My Companion Only Ever Wants to Talk On Her Topics: Is It Time to End the Friendship?

We've been close companions for over two decades, who has overcome several hardships, which I admire. However, she's repeatedly caught off guard by people. Her spouse walked away, which came as a massive blow. Several of close acquaintances drifted away then, since they had been only interested in the spouse. This surprised her. She made increased attention toward our bond, likely realised better what friendship was.

A Recurring Theme In Relationships

In the time since, several in her circle have disappeared and she isn't certain of the reason. Her previous job turned on her, although she had been very skilled at her work, she departed without knowing what had changed.

Current Dynamics

In recent times, we have each retired leading to more time together, however, I feel my role in our friendship is to listen. I start subjects but she shifts conversation onto things she cares about. Politically, she expresses unyielding views. I try to suggest verifying facts and alternate views.
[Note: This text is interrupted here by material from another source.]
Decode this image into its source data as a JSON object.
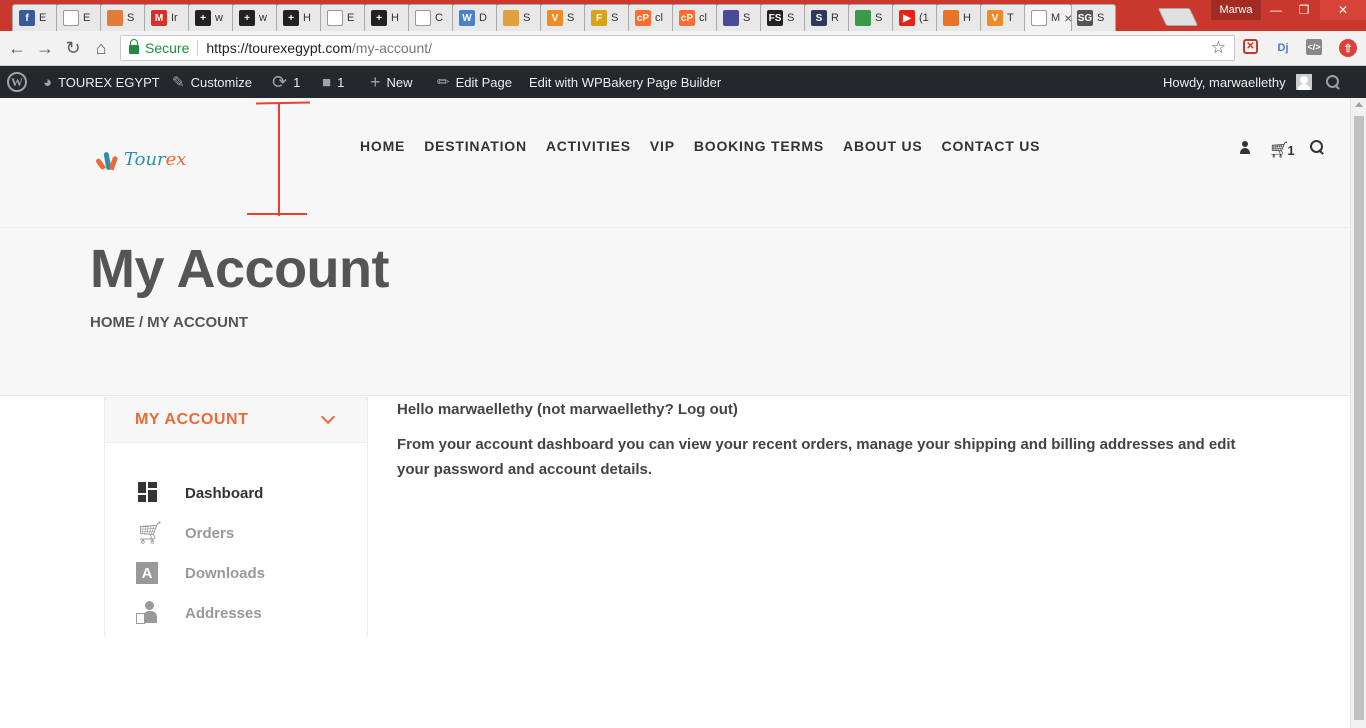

She has been arranging a holiday to a nation I've visited repeatedly and resided in for a while. My intention was to offer personal experiences, however, my input not welcomed. She really solely sought validation of her choices. I have ended 30 days in that country and she wants to catch up, yet I'm reluctant.

Weighing the Options

I hesitate to be a friend that walks away without a word, yet I doubt she will ever grasp the impact of how she acts on my confidence. Right now, I am in pulling back. What's the best step?

Potential Solutions

You could cut and run, but it is not often the easy answer we imagine. Yet having a direct talk aiming for working things out takes courage and readiness from both people.

Therapists recommend applying a useful conflict resolution tool:

"The first step requires explaining the usual pattern when you talk. Aim for this to be objective and clear like an unbiased account. Step two involves sharing her how it makes you feel. This allows for no argument here. Your feelings are valid, after all. Step three is to question ways you together can shift the dynamics between you."

Keep in mind that she also has her own side, thus requiring you to stay open to acknowledge it. A helpful technique involves stating her:

"It's your turn to speak and I promise to not say anything for a set time."
It's wildly effective in fostering better communication.

Key Takeaways

This person may dismiss your concerns, for those who hold onto a self-protecting mindset: they rely on a narrative about themselves they're unable to release since their identity is tied to it being the only thing they trust. This poses a challenge when there seems no clear path here, just dead ends. However, she might start out this way then consider your perspective. And should a resolution isn't found a resolution, it provides peace that you've been open and direct.

Christie Lutz
Christie Lutz

Automotive journalist with over a decade of experience covering luxury vehicles and industry innovations.